Within Post-Combustion CCS you have two competing technologies (1) Amine based systems using Activated MDEA and (2) Chilled Ammonia based systems. They both have advantages and disadvantages but they aren't that great and it's like choosing between two brands of toaster oven that have slightly differing feature sets.
Post-Combustion CCS can be "bolted on" to existing power stations and has two steps (1)capturing CO2 from flue gas and (2)storage of CO2 (usually by re-injection into depleted gas resevoirs or injection into natural caverns). Each of these steps has very significant engineering challenges because of the sheer scale of the plant required.

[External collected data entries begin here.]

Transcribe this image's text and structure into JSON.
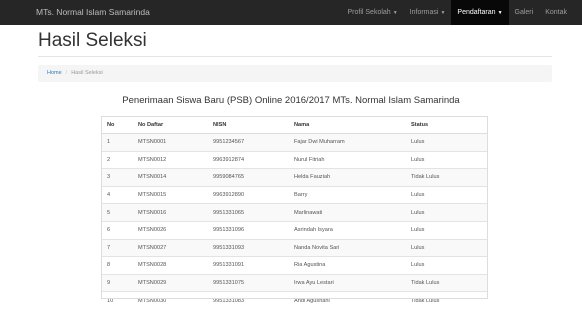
{
  "navbar": {
    "brand": "MTs. Normal Islam Samarinda",
    "items": [
      {
        "label": "Profil Sekolah",
        "dropdown": true,
        "active": false
      },
      {
        "label": "Informasi",
        "dropdown": true,
        "active": false
      },
      {
        "label": "Pendaftaran",
        "dropdown": true,
        "active": true
      },
      {
        "label": "Galeri",
        "dropdown": false,
        "active": false
      },
      {
        "label": "Kontak",
        "dropdown": false,
        "active": false
      }
    ]
  },
  "page": {
    "title": "Hasil Seleksi"
  },
  "breadcrumb": {
    "home": "Home",
    "separator": "/",
    "current": "Hasil Seleksi"
  },
  "content": {
    "heading": "Penerimaan Siswa Baru (PSB) Online 2016/2017 MTs. Normal Islam Samarinda"
  },
  "table": {
    "headers": [
      "No",
      "No Daftar",
      "NISN",
      "Nama",
      "Status"
    ],
    "rows": [
      [
        "1",
        "MTSN0001",
        "9951234567",
        "Fajar Dwi Muharram",
        "Lulus"
      ],
      [
        "2",
        "MTSN0012",
        "9963912874",
        "Nurul Fitriah",
        "Lulus"
      ],
      [
        "3",
        "MTSN0014",
        "9959084765",
        "Helda Fauziah",
        "Tidak Lulus"
      ],
      [
        "4",
        "MTSN0015",
        "9963912890",
        "Barry",
        "Lulus"
      ],
      [
        "5",
        "MTSN0016",
        "9951331065",
        "Marlinawati",
        "Lulus"
      ],
      [
        "6",
        "MTSN0026",
        "9951331096",
        "Asrindah Isyara",
        "Lulus"
      ],
      [
        "7",
        "MTSN0027",
        "9951331093",
        "Nanda Novita Sari",
        "Lulus"
      ],
      [
        "8",
        "MTSN0028",
        "9951331091",
        "Ria Agustina",
        "Lulus"
      ],
      [
        "9",
        "MTSN0029",
        "9951331075",
        "Irwa Ayu Lestari",
        "Tidak Lulus"
      ],
      [
        "10",
        "MTSN0030",
        "9951331083",
        "Andi Agusriani",
        "Tidak Lulus"
      ]
    ]
  },
  "colors": {
    "navbar_bg": "#262626",
    "navbar_active_bg": "#080808",
    "link": "#337ab7",
    "breadcrumb_bg": "#f5f5f5"
  }
}
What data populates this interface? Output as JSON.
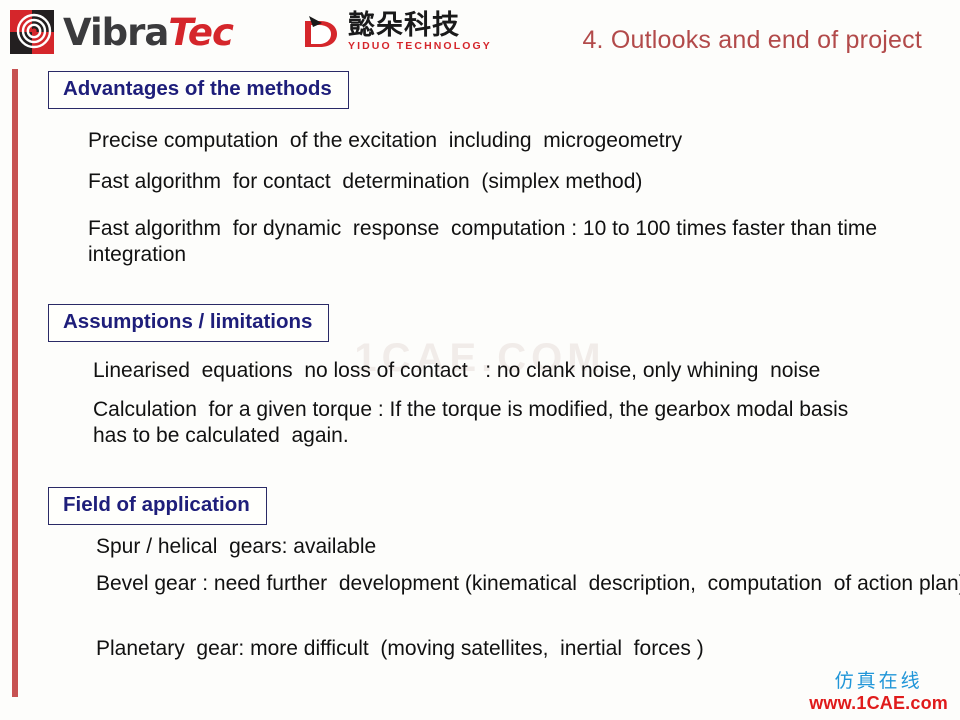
{
  "header": {
    "vibratec_logo": {
      "name": "vibratec-logo",
      "word_primary": "Vibra",
      "word_accent": "Tec",
      "mark_icon": "concentric-rings-icon",
      "colors": {
        "dark": "#3b3b3d",
        "red": "#d5262b"
      }
    },
    "yiduo_logo": {
      "name": "yiduo-logo",
      "mark_icon": "stylized-d-icon",
      "chinese_name": "懿朵科技",
      "english_name": "YIDUO TECHNOLOGY",
      "colors": {
        "red": "#d5262b",
        "dark": "#1a1a1a"
      }
    },
    "title": "4. Outlooks and end of project",
    "title_color": "#b24a4a"
  },
  "accent_bar_color": "#c75252",
  "sections": [
    {
      "heading": "Advantages of the methods",
      "lines": [
        "Precise computation  of the excitation  including  microgeometry",
        "Fast algorithm  for contact  determination  (simplex method)",
        "Fast algorithm  for dynamic  response  computation : 10 to 100 times faster than time integration"
      ]
    },
    {
      "heading": "Assumptions  / limitations",
      "lines": [
        "Linearised  equations  no loss of contact   : no clank noise, only whining  noise",
        "Calculation  for a given torque : If the torque is modified, the gearbox modal basis has to be calculated  again."
      ]
    },
    {
      "heading": "Field of application",
      "lines": [
        "Spur / helical  gears: available",
        "Bevel gear : need further  development (kinematical  description,  computation  of action plan)",
        "Planetary  gear: more difficult  (moving satellites,  inertial  forces )"
      ]
    }
  ],
  "watermarks": {
    "center": "1CAE.COM",
    "corner_chinese": "仿真在线",
    "corner_url": "www.1CAE.com",
    "corner_chinese_color": "#2196d8",
    "corner_url_color": "#e01b1b"
  },
  "heading_text_color": "#1e1e7a"
}
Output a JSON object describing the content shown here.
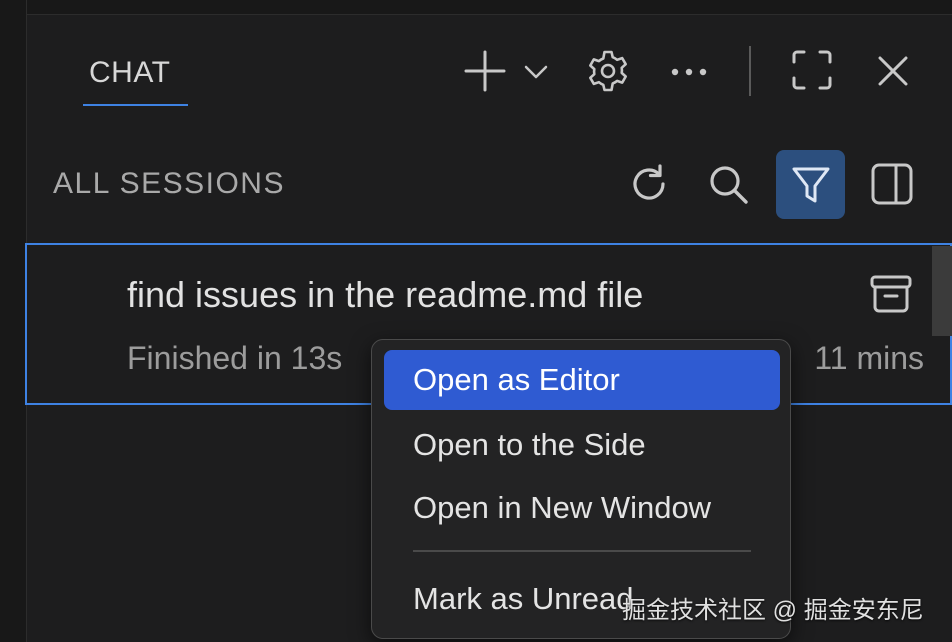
{
  "chat_panel": {
    "tab_label": "CHAT",
    "toolbar_icons": [
      "plus-icon",
      "chevron-down-icon",
      "gear-icon",
      "ellipsis-icon",
      "maximize-icon",
      "close-icon"
    ]
  },
  "sessions": {
    "title": "ALL SESSIONS",
    "toolbar_icons": [
      "refresh-icon",
      "search-icon",
      "filter-icon",
      "split-panel-icon"
    ],
    "items": [
      {
        "title": "find issues in the readme.md file",
        "status": "Finished in 13s",
        "time": "11 mins"
      }
    ]
  },
  "context_menu": {
    "items": [
      {
        "label": "Open as Editor"
      },
      {
        "label": "Open to the Side"
      },
      {
        "label": "Open in New Window"
      },
      {
        "label": "Mark as Unread"
      }
    ]
  },
  "watermark": "掘金技术社区 @ 掘金安东尼",
  "colors": {
    "accent": "#3e82e3",
    "menu_selected": "#2f5bd2",
    "filter_active_bg": "#2c4f7e",
    "background": "#1d1d1e"
  }
}
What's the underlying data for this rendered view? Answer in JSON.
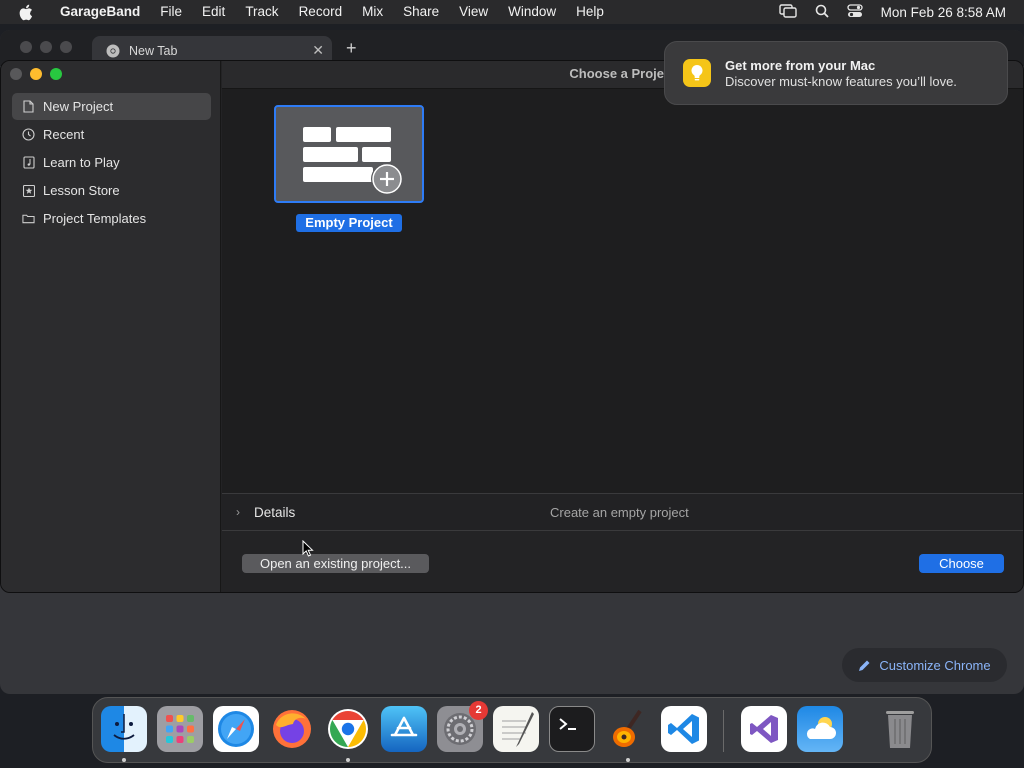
{
  "menubar": {
    "app_name": "GarageBand",
    "items": [
      "File",
      "Edit",
      "Track",
      "Record",
      "Mix",
      "Share",
      "View",
      "Window",
      "Help"
    ],
    "clock": "Mon Feb 26  8:58 AM"
  },
  "chrome": {
    "tab_title": "New Tab",
    "customize_label": "Customize Chrome",
    "accent_color": "#8ab4f8"
  },
  "garageband": {
    "window_title": "Choose a Project",
    "sidebar": {
      "items": [
        {
          "label": "New Project",
          "icon": "document-icon",
          "selected": true
        },
        {
          "label": "Recent",
          "icon": "clock-icon",
          "selected": false
        },
        {
          "label": "Learn to Play",
          "icon": "music-book-icon",
          "selected": false
        },
        {
          "label": "Lesson Store",
          "icon": "star-box-icon",
          "selected": false
        },
        {
          "label": "Project Templates",
          "icon": "folder-icon",
          "selected": false
        }
      ]
    },
    "template": {
      "label": "Empty Project"
    },
    "details": {
      "label": "Details",
      "description": "Create an empty project"
    },
    "buttons": {
      "open_existing": "Open an existing project...",
      "choose": "Choose"
    },
    "accent_color": "#1f6fe5"
  },
  "notification": {
    "title": "Get more from your Mac",
    "body": "Discover must-know features you’ll love."
  },
  "dock": {
    "apps": [
      {
        "name": "Finder",
        "running": true
      },
      {
        "name": "Launchpad",
        "running": false
      },
      {
        "name": "Safari",
        "running": false
      },
      {
        "name": "Firefox",
        "running": false
      },
      {
        "name": "Google Chrome",
        "running": true
      },
      {
        "name": "App Store",
        "running": false
      },
      {
        "name": "System Settings",
        "running": false,
        "badge": "2"
      },
      {
        "name": "TextEdit",
        "running": false
      },
      {
        "name": "Terminal",
        "running": false
      },
      {
        "name": "GarageBand",
        "running": true
      },
      {
        "name": "Visual Studio Code",
        "running": false
      },
      {
        "name": "Visual Studio",
        "running": false
      },
      {
        "name": "Weather",
        "running": false
      },
      {
        "name": "Trash",
        "running": false
      }
    ]
  }
}
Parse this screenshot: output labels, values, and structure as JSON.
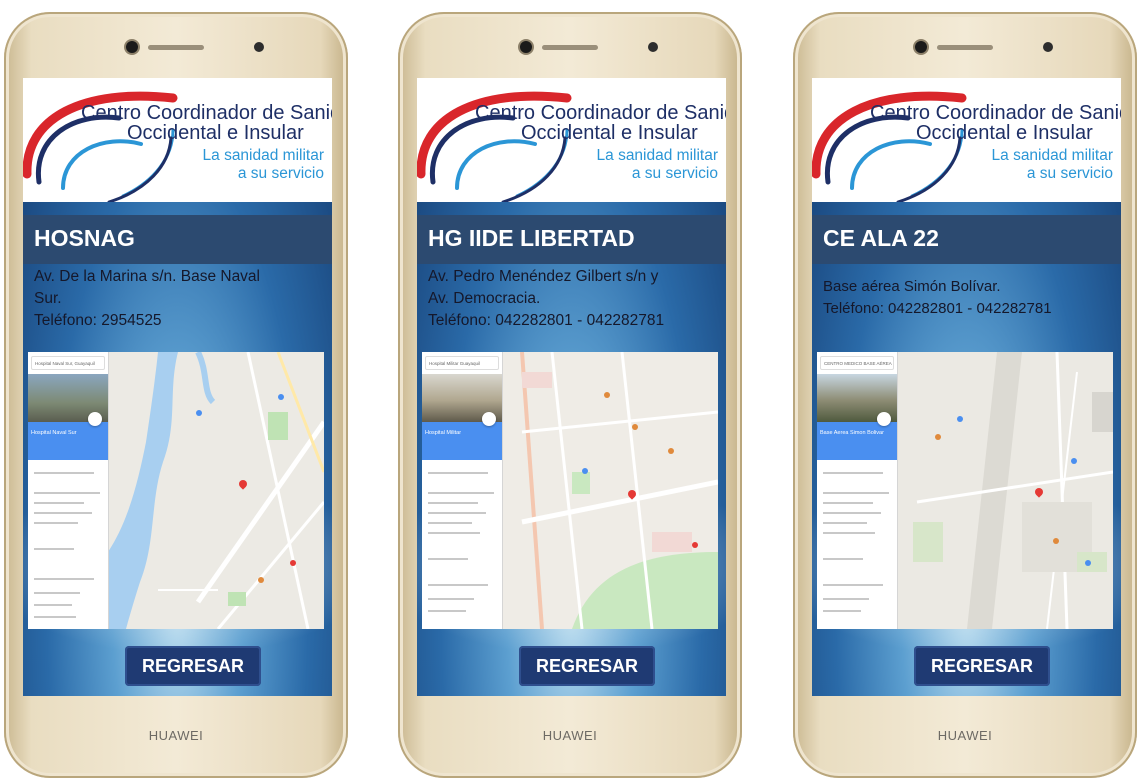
{
  "brand": "HUAWEI",
  "logo": {
    "line1": "Centro Coordinador de Sanidad",
    "line2": "Occidental e Insular",
    "line3": "La sanidad militar",
    "line4": "a su servicio",
    "colors": {
      "navy": "#1e2f66",
      "blue": "#2b96d6",
      "red": "#d9262b"
    }
  },
  "screens": [
    {
      "title": "HOSNAG",
      "address": [
        "Av. De la Marina s/n. Base Naval",
        "Sur.",
        "Teléfono: 2954525"
      ],
      "map": {
        "place": "Hospital Naval Sur, Guayaquil",
        "panel_title": "Hospital Naval Sur"
      },
      "button": "REGRESAR"
    },
    {
      "title": "HG IIDE LIBERTAD",
      "address": [
        "Av. Pedro Menéndez Gilbert s/n y",
        "Av. Democracia.",
        "Teléfono: 042282801 - 042282781"
      ],
      "map": {
        "place": "Hospital Militar Guayaquil",
        "panel_title": "Hospital Militar"
      },
      "button": "REGRESAR"
    },
    {
      "title": "CE ALA 22",
      "address": [
        "Base aérea Simón Bolívar.",
        "Teléfono: 042282801 - 042282781"
      ],
      "map": {
        "place": "CENTRO MEDICO BASE AÉREA",
        "panel_title": "Base Aerea Simon Bolivar"
      },
      "button": "REGRESAR"
    }
  ]
}
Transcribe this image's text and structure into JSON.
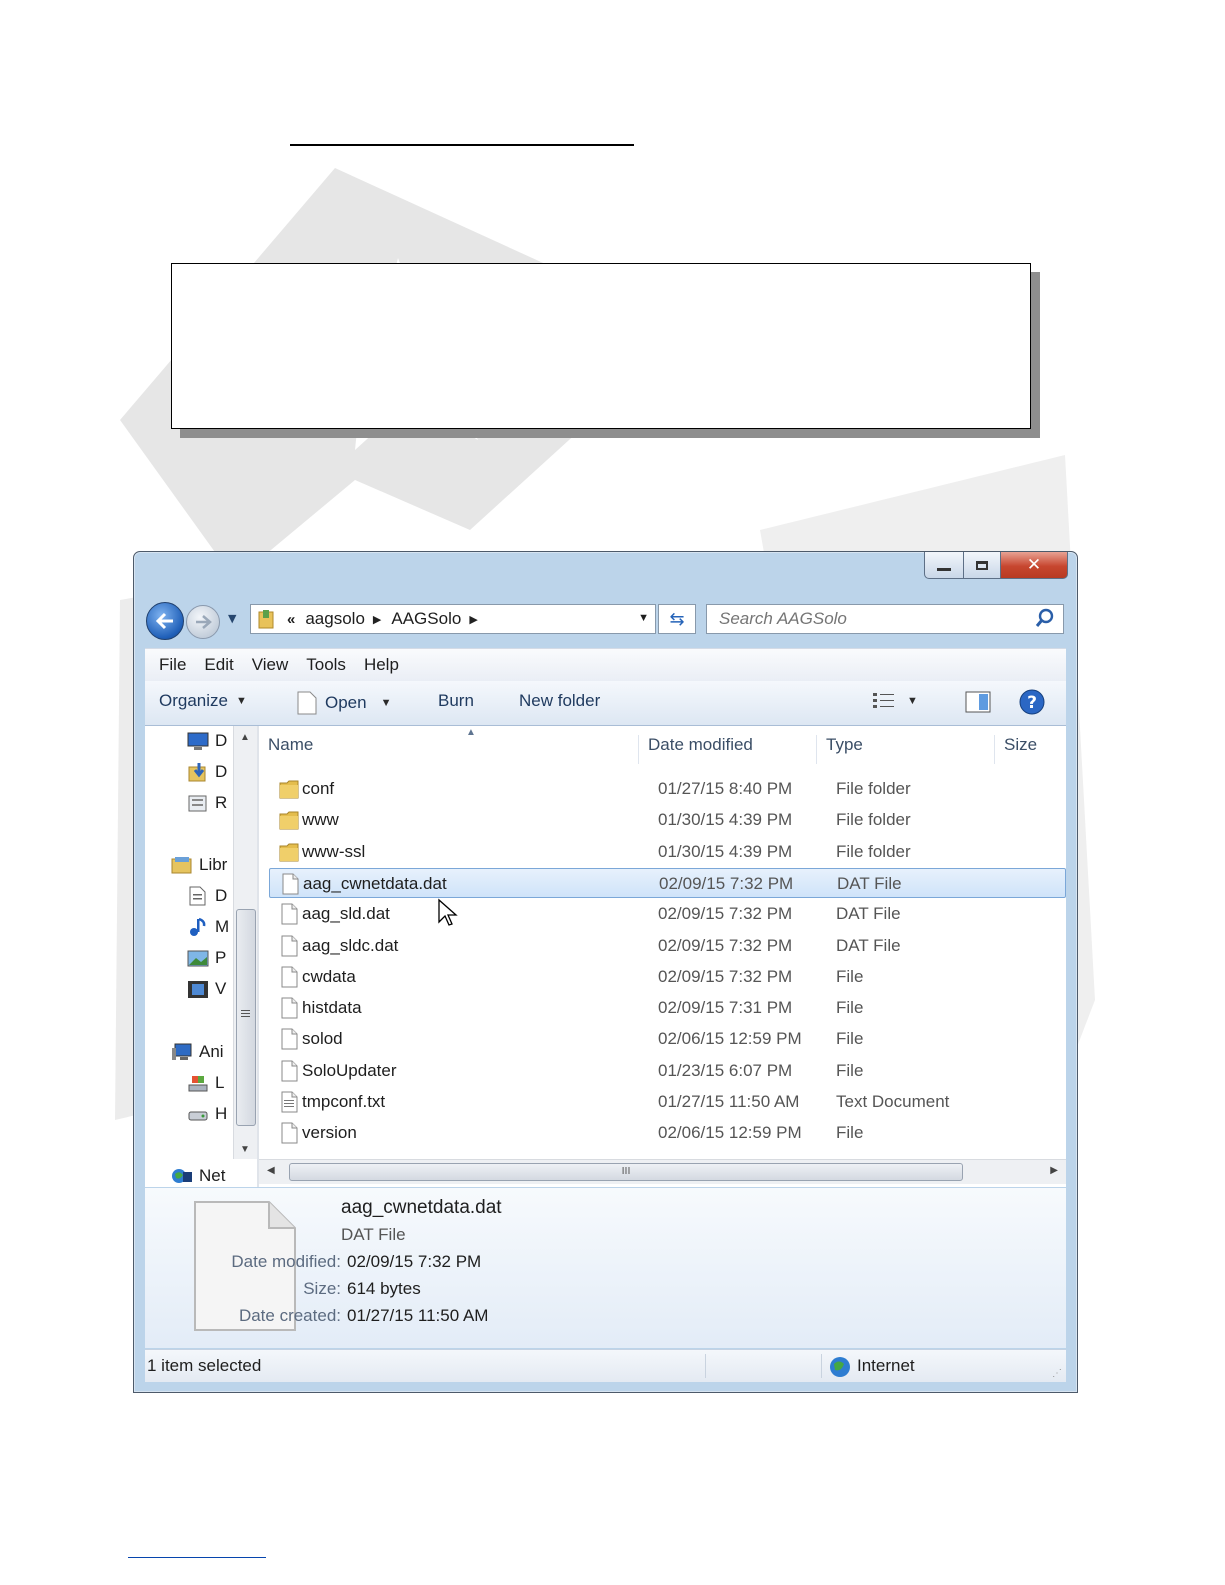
{
  "window": {
    "caption_buttons": [
      "minimize-icon",
      "maximize-icon",
      "close-icon"
    ]
  },
  "address_bar": {
    "overflow": "«",
    "crumbs": [
      "aagsolo",
      "AAGSolo"
    ]
  },
  "search": {
    "placeholder": "Search AAGSolo"
  },
  "menu": [
    "File",
    "Edit",
    "View",
    "Tools",
    "Help"
  ],
  "toolbar": {
    "organize": "Organize",
    "open": "Open",
    "burn": "Burn",
    "new_folder": "New folder"
  },
  "nav_pane": {
    "items": [
      {
        "icon": "desktop-icon",
        "label": "D"
      },
      {
        "icon": "downloads-icon",
        "label": "D"
      },
      {
        "icon": "recent-places-icon",
        "label": "R"
      },
      {
        "icon": "libraries-icon",
        "label": "Libr"
      },
      {
        "icon": "documents-icon",
        "label": "D"
      },
      {
        "icon": "music-icon",
        "label": "M"
      },
      {
        "icon": "pictures-icon",
        "label": "P"
      },
      {
        "icon": "videos-icon",
        "label": "V"
      },
      {
        "icon": "computer-icon",
        "label": "Ani"
      },
      {
        "icon": "local-disk-icon",
        "label": "L"
      },
      {
        "icon": "hard-drive-icon",
        "label": "H"
      },
      {
        "icon": "network-icon",
        "label": "Net"
      }
    ]
  },
  "columns": [
    "Name",
    "Date modified",
    "Type",
    "Size"
  ],
  "files": [
    {
      "name": "conf",
      "date": "01/27/15 8:40 PM",
      "type": "File folder",
      "icon": "folder-icon"
    },
    {
      "name": "www",
      "date": "01/30/15 4:39 PM",
      "type": "File folder",
      "icon": "folder-icon"
    },
    {
      "name": "www-ssl",
      "date": "01/30/15 4:39 PM",
      "type": "File folder",
      "icon": "folder-icon"
    },
    {
      "name": "aag_cwnetdata.dat",
      "date": "02/09/15 7:32 PM",
      "type": "DAT File",
      "icon": "file-icon",
      "selected": true
    },
    {
      "name": "aag_sld.dat",
      "date": "02/09/15 7:32 PM",
      "type": "DAT File",
      "icon": "file-icon"
    },
    {
      "name": "aag_sldc.dat",
      "date": "02/09/15 7:32 PM",
      "type": "DAT File",
      "icon": "file-icon"
    },
    {
      "name": "cwdata",
      "date": "02/09/15 7:32 PM",
      "type": "File",
      "icon": "file-icon"
    },
    {
      "name": "histdata",
      "date": "02/09/15 7:31 PM",
      "type": "File",
      "icon": "file-icon"
    },
    {
      "name": "solod",
      "date": "02/06/15 12:59 PM",
      "type": "File",
      "icon": "file-icon"
    },
    {
      "name": "SoloUpdater",
      "date": "01/23/15 6:07 PM",
      "type": "File",
      "icon": "file-icon"
    },
    {
      "name": "tmpconf.txt",
      "date": "01/27/15 11:50 AM",
      "type": "Text Document",
      "icon": "text-file-icon"
    },
    {
      "name": "version",
      "date": "02/06/15 12:59 PM",
      "type": "File",
      "icon": "file-icon"
    }
  ],
  "hscroll_grip": "III",
  "details": {
    "name": "aag_cwnetdata.dat",
    "type": "DAT File",
    "date_modified_label": "Date modified:",
    "date_modified": "02/09/15 7:32 PM",
    "size_label": "Size:",
    "size": "614 bytes",
    "date_created_label": "Date created:",
    "date_created": "01/27/15 11:50 AM"
  },
  "status": {
    "selection": "1 item selected",
    "zone": "Internet"
  }
}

The CO2 capture process [whether by Amine or Chilled Ammonia] requires heat exchangers, compressors, expanders an absorption column and a regeneration column. Due to the extremely large volumes of flue gas the process columns would typically be in the order of 15-20m in diameter and ~50+ m in height. Due to the scale the CAPEX for a plant I was recently involved with was in the order of £2bn and rising - also remember that because the power generated by the station has to also power the CCS plant the actual usable power generation capacity of the station will be reduced by 30% or more. The only and I do mean ONLY way these plants are actually viable is through massive government subsidy - no power company would want to build one on it's own dime unless you want to see your electric bill double.
Pre-Combustion CCS is a little better but it is not really carbon capture, it's rebranded "clean coal" and little more than a super-sized coal gasification plant to make syngas and then scrubbing the CO2 from the Syngas before it is burnt to reduce the volume that needs to be handled.
Maybe it could even use some of the solar radiation in CO2 capture and store it as a high quality fuel.
It would require a really intelligent designer, though. Or a long, long time.
Yes, public transportation is great if it happens to be going where you need to go, when you need to be there. Do you really enjoy spending three hours of your life each day traveling to and from work? I understand that you have to be where your job is and all that but one would think that your time is worth something. I live in a relatively small town (appx 125,000 people) and on a normal day, my commute to work is 15 minutes. I don't want you to think I'm picking on you personally I'm just saying that not everyone wants to live and work in a major metropolitan area. I am more than happy to live in a small town and have the time I don't spend commuting back & forth to work available for other uses.
I lived for three years in San Francisco as an adult with no driver's license and never once thought this.
Also, PreservedFish made the exact same post in #133 I was too lazy to write out about Bangkok public transit.
There is.
Yup.
Not on the first count:
Natural selection
But correct on the second:
Evolution tree
I don't get agree with this comment at all. Wind turbines and biofuel production certainly are more clean than the burning of fossil fuels, especially coal. In some places, wind is actually quite economical.
We aren't as far along with biofuels but a lot of progress is being made and their presence will serve as a barrier to the oil price going too high.
Ha. Facts are "stubborn things". Or "inconvenient truths".